Bu normal mi? Her şeyin bu kadar yolunda gitmesi..bilmiyorum buna alışık değilim. Ve bu durum endişelenmeme sebep oluyor.
Sanki biri çıkacakmış ve her şey bozulacakmış gibi. Ve o anın gelmesini beklemek kötü hissettiriyor.
Belki de bu konuyu psikoloğumla konuşmalıyım. En azından iyi hissetmemi sağlayabilir.
Telefonum titrediğinde cebimden çıkarıp baktım. Aptal tanıtım mesajlarından biriydi. Çok sinir bozucu bir şey bence. Mesaj geliyor,heyecanlanıyorsun, acaba sevdiğim çocuktan mı geldi diyorsun bir bakıyorsun tanıtım mesajı. Sonrasında mesajı gönderene küfürler falan filan.
''Ne tür bir mesaj yine?''
Geldiğini farketmediğim için sesi beni ürkütmüştü.
''Sadece tanıtım mesajı.''
''Pekala, sana inanıyorum. Bu yüzden mesaja bakmayacağım.''
Bana inanıyor.Bu iyi bir şey. İlerleme var. Kesinlikle.
"Tek başına oturup ne yapıyorsun böyle?" diye sordu gelip yanıma otururken.
"Hava alıyorum." dedim. Ve endişeleniyorum diye geçirdim içimden.
"Bir sorun yok değil mi?" diye sorduğunda 'Acaba var mı?' diye düşünmeden edemedim.
"Hayır."
"O zaman neden üzgün görünüyorsun?"
"Üzgün değilim." dedim bakışlarımı ondan ayırırken.
"Günce, benden asla bir şey saklama."
"Saklamıyorum."
"Günce." dedi e harfini biraz uzatarak. Bu sefer ona baktım ve "Hiçbir şey saklamıyorum Doruk." dedim.
Yerimden kalkıp "Sınıfa gidiyorum ben." dedikten sonra yürümeye başladım.
Arkamdan geldiğini biliyordum. Adımlarını hızlandırıp yanıma gelmiyordu, arkadan yürüyordu.
Çok geçmeden "Kıvırtmadan yürü." dedi otoriter bir sesle.
"Kıvırtmıyorum zaten." diye karşılık verdim durup ona döndükten sonra.

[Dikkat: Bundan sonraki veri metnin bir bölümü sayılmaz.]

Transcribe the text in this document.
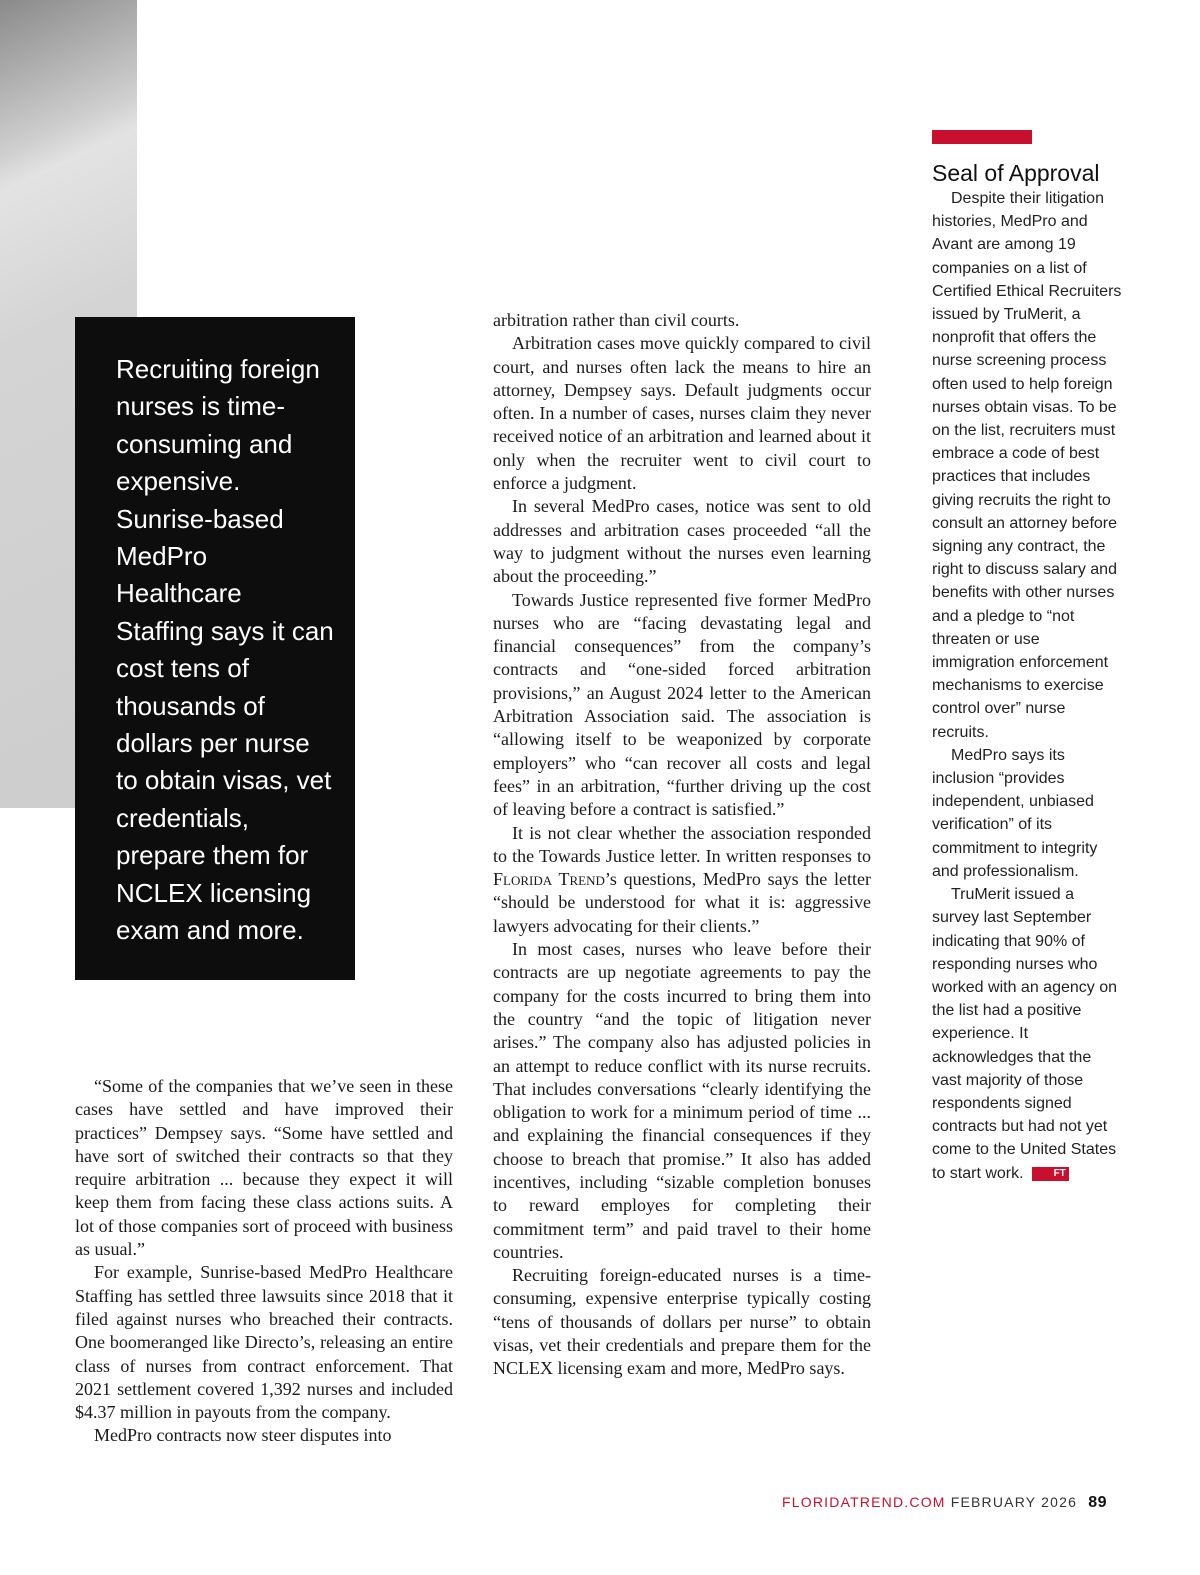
Recruiting foreign nurses is time-consuming and expensive. Sunrise-based MedPro Healthcare Staffing says it can cost tens of thousands of dollars per nurse to obtain visas, vet credentials, prepare them for NCLEX licensing exam and more.

“Some of the companies that we’ve seen in these cases have settled and have improved their practices” Dempsey says. “Some have settled and have sort of switched their contracts so that they require arbitration ... because they expect it will keep them from facing these class actions suits. A lot of those companies sort of proceed with business as usual.”

For example, Sunrise-based MedPro Healthcare Staffing has settled three lawsuits since 2018 that it filed against nurses who breached their contracts. One boomeranged like Directo’s, releasing an entire class of nurses from contract enforcement. That 2021 settlement covered 1,392 nurses and included $4.37 million in payouts from the company.

MedPro contracts now steer disputes into

arbitration rather than civil courts.

Arbitration cases move quickly compared to civil court, and nurses often lack the means to hire an attorney, Dempsey says. Default judgments occur often. In a number of cases, nurses claim they never received notice of an arbitration and learned about it only when the recruiter went to civil court to enforce a judgment.

In several MedPro cases, notice was sent to old addresses and arbitration cases proceeded “all the way to judgment without the nurses even learning about the proceeding.”

Towards Justice represented five former MedPro nurses who are “facing devastating legal and financial consequences” from the company’s contracts and “one-sided forced arbitration provisions,” an August 2024 letter to the American Arbitration Association said. The association is “allowing itself to be weaponized by corporate employers” who “can recover all costs and legal fees” in an arbitration, “further driving up the cost of leaving before a contract is satisfied.”

It is not clear whether the association responded to the Towards Justice letter. In written responses to Florida Trend’s questions, MedPro says the letter “should be understood for what it is: aggressive lawyers advocating for their clients.”

In most cases, nurses who leave before their contracts are up negotiate agreements to pay the company for the costs incurred to bring them into the country “and the topic of litigation never arises.” The company also has adjusted policies in an attempt to reduce conflict with its nurse recruits. That includes conversations “clearly identifying the obligation to work for a minimum period of time ... and explaining the financial consequences if they choose to breach that promise.” It also has added incentives, including “sizable completion bonuses to reward employes for completing their commitment term” and paid travel to their home countries.

Recruiting foreign-educated nurses is a time-consuming, expensive enterprise typically costing “tens of thousands of dollars per nurse” to obtain visas, vet their credentials and prepare them for the NCLEX licensing exam and more, MedPro says.

Seal of Approval

Despite their litigation histories, MedPro and Avant are among 19 companies on a list of Certified Ethical Recruiters issued by TruMerit, a nonprofit that offers the nurse screening process often used to help foreign nurses obtain visas. To be on the list, recruiters must embrace a code of best practices that includes giving recruits the right to consult an attorney before signing any contract, the right to discuss salary and benefits with other nurses and a pledge to “not threaten or use immigration enforcement mechanisms to exercise control over” nurse recruits.

MedPro says its inclusion “provides independent, unbiased verification” of its commitment to integrity and professionalism.

TruMerit issued a survey last September indicating that 90% of responding nurses who worked with an agency on the list had a positive experience. It acknowledges that the vast majority of those respondents signed contracts but had not yet come to the United States to start work.	FT

FLORIDATREND.COM FEBRUARY 2026 89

"O zaman neden o kalçaların bir sağa bir sola gidiyor?" Söylediği cümle utanmama neden olurken "Sen benim kalçalarıma mı bakıyorsun?" diye sordum.
"Evet." dedi gayet sakin bir şekilde. "Ve başkalarının bakmaması için kıvırtma."
Bir şey söylemeden arkamı döndüm ve sırf Doruk'a gıcıklık olsun diye kıvırtarak yürüdüm.
Bu sefer arkadan yürümek yerine yanıma geldi ve belimi kavrayıp kendine çekti.
"Sözümü dinlesen ölür müsün?" diye sordu.
"Emir vermesen ölür müsün?" diye sordum bende ona.
Cevap vermedi tabiki.
Merdivenlerden çıkmaya başladığımızda "Soluma geç." dedi.
"Ha?" diye sordum istemsiz bir şekilde.
"Orda erkekler var, sol tarafa geç."
Bütün erkeklerin de gözü bendeydi sanki.
Nefesimi dışarı üfledikten sonra dediğini yapıp sol tarafa geçtim.
Sınıflarımızın bulunduğu kata geldiğimizde "Sonra görüşürüz." deyip kendi sınıfıma doğru yürümeye başlayacaktım ki Doruk bileğimi kavrayıp "Görüşelim o zaman." dedi ve çekiştirmeye başladı.